Tomorrow Morning

by Anne Parrish. New York: Harper & Bros. 1927. 12mo. viii+305 pp. $2.00.
Tomorrow Morning has been called a novel of hope. This it assuredly is not. But it is a novel of hopefulness, of the elasticity of the heart — its power to pick up the pieces, to accept the second-best, to look steadfastly away from the truth when this is essential to happiness, to say, when to-morrow morning dawns much like yesterday, ‘The day after to-morrow, perhaps.’
This novel has the same sharp reality as The Perennial Bachelor, the same moments of beauty. Emotionally, it is pitched in a lower key; its tragedy is that of misconception, maladjustment, disillusion. As in the earlier novel, over the grave depths of the story humor dances perpetually — now satire, now pure farce. The reader will not forget the children playing statues on the lawn — the tubby, stolid Charlotte and her small friends interpreting ‘Furious Rage’ and ‘Beautifulness’; nor the returned travelers benevolently showing their vast collection of photographs to their mutely but passionately rebellious hostess. Least of all will he forget the cruel and soul-assuaging portrait of J. Hartley Harrison, that intolerable quintessence of fatuous smugness.
Idealized motherhood is out of fashion in current fiction. Warm-hearted Kate Greene does not repel like the fanatical mother of The Kays or the hard, self-righteous one of Her Son’s Wife. But she is vain, and a trifle silly; ‘the ancient depths of self’ persist in her under her maternal unselfishness; she is jealous with the jealousy that brings its own penalty of spiritual separation. When she boasts that her adolescent son has no interest whatever in girls, at the very time when, up in his room, he is reading Swinburne in ecstasy, and timidly trying over the phrases of love under his breath, she is only under the commonest of maternal delusions. But the reader’s sympathy for her is alienated when she persists in believing that her son is contented with her companionship during the aching eternity of the summer that separates him by the width of the sea from the girl who has promised to marry him; and the mother’s one heroic decision dwindles when weighed against the deep selfishness of her attitude after all rivalry has been swept away by the catastrophe that has ravaged Joe’s life. ‘Perhaps Joe is blessed among men, because there is bitter grief in his heart. Perhaps only those who know grief are truly blessed, are truly alive, kept quick by their pain. . . . He is mine again, for me to comfort, for me to take care of.’

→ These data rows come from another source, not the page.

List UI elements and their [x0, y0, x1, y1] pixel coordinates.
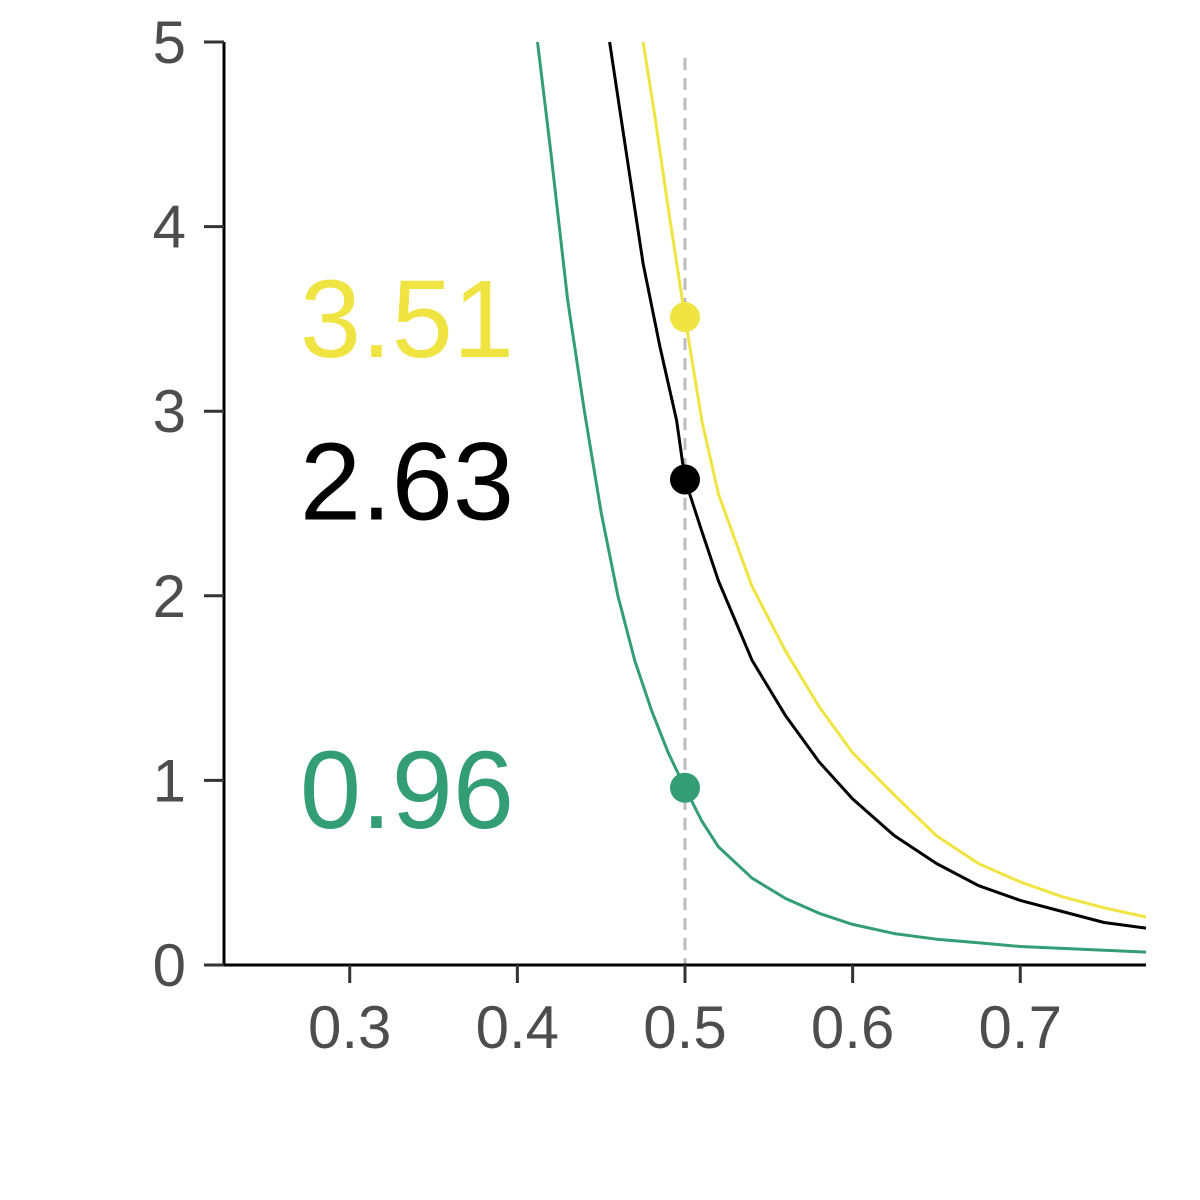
x-tick-label: 0.5 — [643, 994, 726, 1061]
value-label-1: 2.63 — [300, 421, 514, 544]
highlight-point-2 — [670, 772, 700, 803]
y-tick-label: 4 — [153, 194, 186, 261]
series-line-2 — [536, 41, 1147, 954]
y-tick-label: 1 — [153, 747, 186, 814]
x-tick-label: 0.6 — [811, 994, 894, 1061]
highlight-point-0 — [670, 302, 700, 333]
x-tick-label: 0.4 — [476, 994, 559, 1061]
x-tick-label: 0.3 — [308, 994, 391, 1061]
value-labels-layer: 3.51 2.63 0.96 — [300, 258, 514, 852]
series-line-0 — [641, 41, 1147, 919]
highlight-points-layer — [670, 302, 700, 803]
series-line-1 — [608, 41, 1147, 930]
value-label-0: 3.51 — [300, 258, 514, 381]
y-tick-label: 0 — [153, 932, 186, 999]
series-layer — [536, 41, 1147, 954]
x-tick-label: 0.7 — [979, 994, 1062, 1061]
highlight-point-1 — [670, 464, 700, 495]
value-label-2: 0.96 — [300, 729, 514, 852]
axes-layer: 0.3 0.4 0.5 0.6 0.7 0 1 2 3 4 5 — [153, 9, 1146, 1061]
y-tick-label: 2 — [153, 563, 186, 630]
y-tick-label: 3 — [153, 378, 186, 445]
y-tick-label: 5 — [153, 9, 186, 76]
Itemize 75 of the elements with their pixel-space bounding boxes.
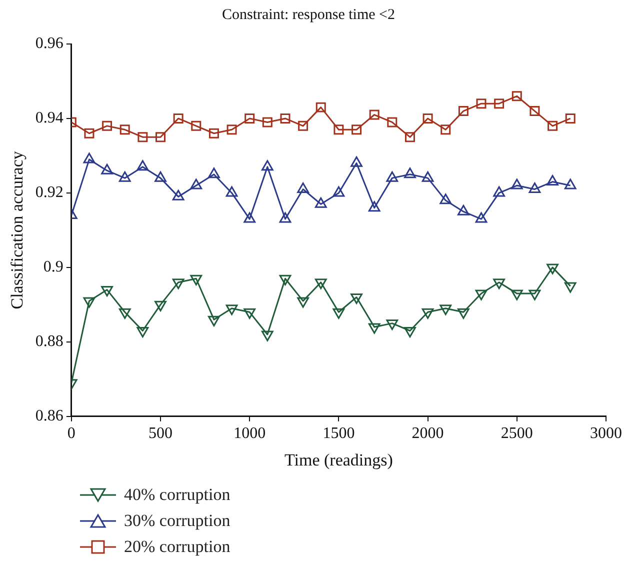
point [244, 308, 256, 319]
point [226, 304, 238, 316]
x-tick-label: 500 [148, 425, 172, 442]
point [369, 110, 380, 120]
point [101, 286, 113, 297]
x-tick-label: 3000 [590, 425, 622, 442]
x-tick-label: 0 [67, 425, 76, 442]
point [476, 98, 486, 109]
legend-label: 20% corruption [124, 537, 230, 557]
point [404, 132, 415, 142]
x-tick-label: 1000 [234, 425, 266, 442]
point [530, 106, 540, 116]
point [493, 278, 506, 290]
point [208, 128, 219, 138]
legend-label: 40% corruption [124, 485, 230, 505]
y-tick-label: 0.9 [43, 258, 64, 276]
point [528, 290, 541, 300]
point [208, 316, 220, 326]
point [352, 124, 362, 135]
point [386, 320, 398, 330]
point [334, 124, 344, 135]
point [297, 297, 310, 308]
point [440, 124, 451, 135]
point [422, 308, 434, 319]
point [84, 128, 94, 138]
point [475, 290, 488, 300]
point [173, 113, 184, 124]
y-tick-label: 0.86 [35, 408, 64, 425]
point [261, 330, 274, 342]
point [120, 124, 130, 135]
point [368, 323, 380, 334]
point [546, 264, 558, 274]
point [422, 113, 433, 124]
x-axis-title: Time (readings) [284, 450, 393, 470]
point [512, 91, 522, 102]
point [564, 282, 576, 293]
point [316, 102, 326, 112]
point [102, 120, 112, 131]
point [244, 113, 255, 124]
point [404, 327, 416, 338]
point [510, 290, 523, 300]
point [191, 120, 202, 131]
point [457, 308, 470, 319]
point [279, 274, 292, 286]
point [494, 98, 504, 109]
x-tick-label: 2000 [412, 425, 444, 442]
y-tick-label: 0.92 [35, 184, 64, 202]
point [118, 308, 131, 319]
y-tick-label: 0.94 [35, 110, 64, 127]
point [172, 278, 184, 290]
point [350, 293, 362, 304]
x-tick-label: 2500 [500, 425, 533, 442]
point [83, 297, 96, 308]
point [332, 308, 345, 319]
point [262, 117, 272, 128]
point [136, 327, 149, 338]
point [154, 300, 166, 312]
x-tick-label: 1500 [322, 425, 355, 442]
point [190, 274, 202, 286]
y-tick-label: 0.88 [35, 333, 64, 350]
point [565, 113, 576, 124]
point [314, 278, 327, 290]
point [440, 304, 452, 316]
point [298, 120, 308, 131]
point [280, 113, 290, 124]
point [458, 106, 468, 116]
chart-title: Constraint: response time <2 [222, 6, 396, 23]
point [226, 124, 237, 135]
point [548, 120, 558, 131]
point [156, 132, 166, 142]
point [138, 132, 148, 142]
legend-label: 30% corruption [124, 511, 230, 531]
point [387, 117, 398, 128]
y-tick-label: 0.96 [35, 35, 64, 52]
y-axis-title: Classification accuracy [8, 150, 27, 310]
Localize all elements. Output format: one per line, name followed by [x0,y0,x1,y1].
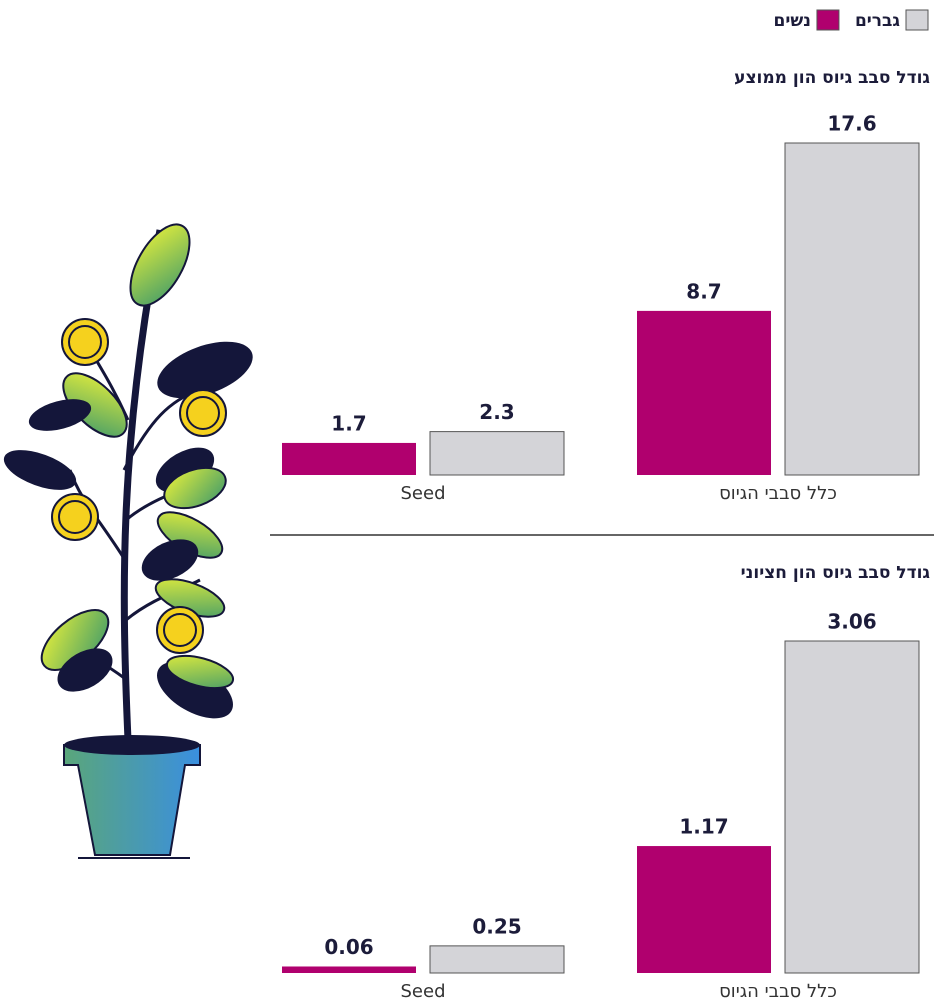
bar [784,640,920,974]
legend-swatch [905,9,929,31]
legend-label: גברים [855,11,900,31]
category-label: כלל סבבי הגיוס [719,483,837,504]
chart-title: גודל סבב גיוס הון ממוצע [734,68,930,88]
value-label: 2.3 [479,400,514,424]
chart-title: גודל סבב גיוס הון חציוני [741,563,931,583]
value-label: 0.25 [472,914,521,938]
legend-label: נשים [774,11,811,31]
category-label: Seed [401,981,446,1002]
value-label: 0.06 [324,935,373,959]
value-label: 3.06 [827,610,876,634]
value-label: 8.7 [686,279,721,303]
category-label: כלל סבבי הגיוס [719,981,837,1002]
value-label: 1.7 [331,411,366,435]
bar [429,431,565,476]
plant-illustration [3,223,253,859]
value-label: 17.6 [827,112,876,136]
value-label: 1.17 [679,815,728,839]
bar [637,846,771,973]
bar [784,142,920,476]
bar [282,442,416,475]
bar [429,945,565,974]
bar [282,966,416,973]
bar [637,310,771,475]
category-label: Seed [401,483,446,504]
legend-swatch [816,9,840,31]
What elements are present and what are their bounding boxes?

The appealing little boy who, after telling his mother his first lie, broke into howls of remorse at the dead hour of nine at night, who yearned so deeply to buy her the silk glove-case at the church fair and relinquished the purple treasure so philosophically when, after repeated inquiries, its princely price was still the same, who watched heartsick at the window on the lonely snowy evening until he saw the dear figure flying home to him, has grown to a manly manhood with the growth, by rapture and pain, of the part of him that his mother has refused to acknowledge; and now that he has come to grief by chasing the shadow for the substance, his mother, gloating blindly over her undisputed possession of him, is the last person in the world who can help him.
Tomorrow Morning is a lively vehicle for some sober thoughts concerning the love that will not abdicate.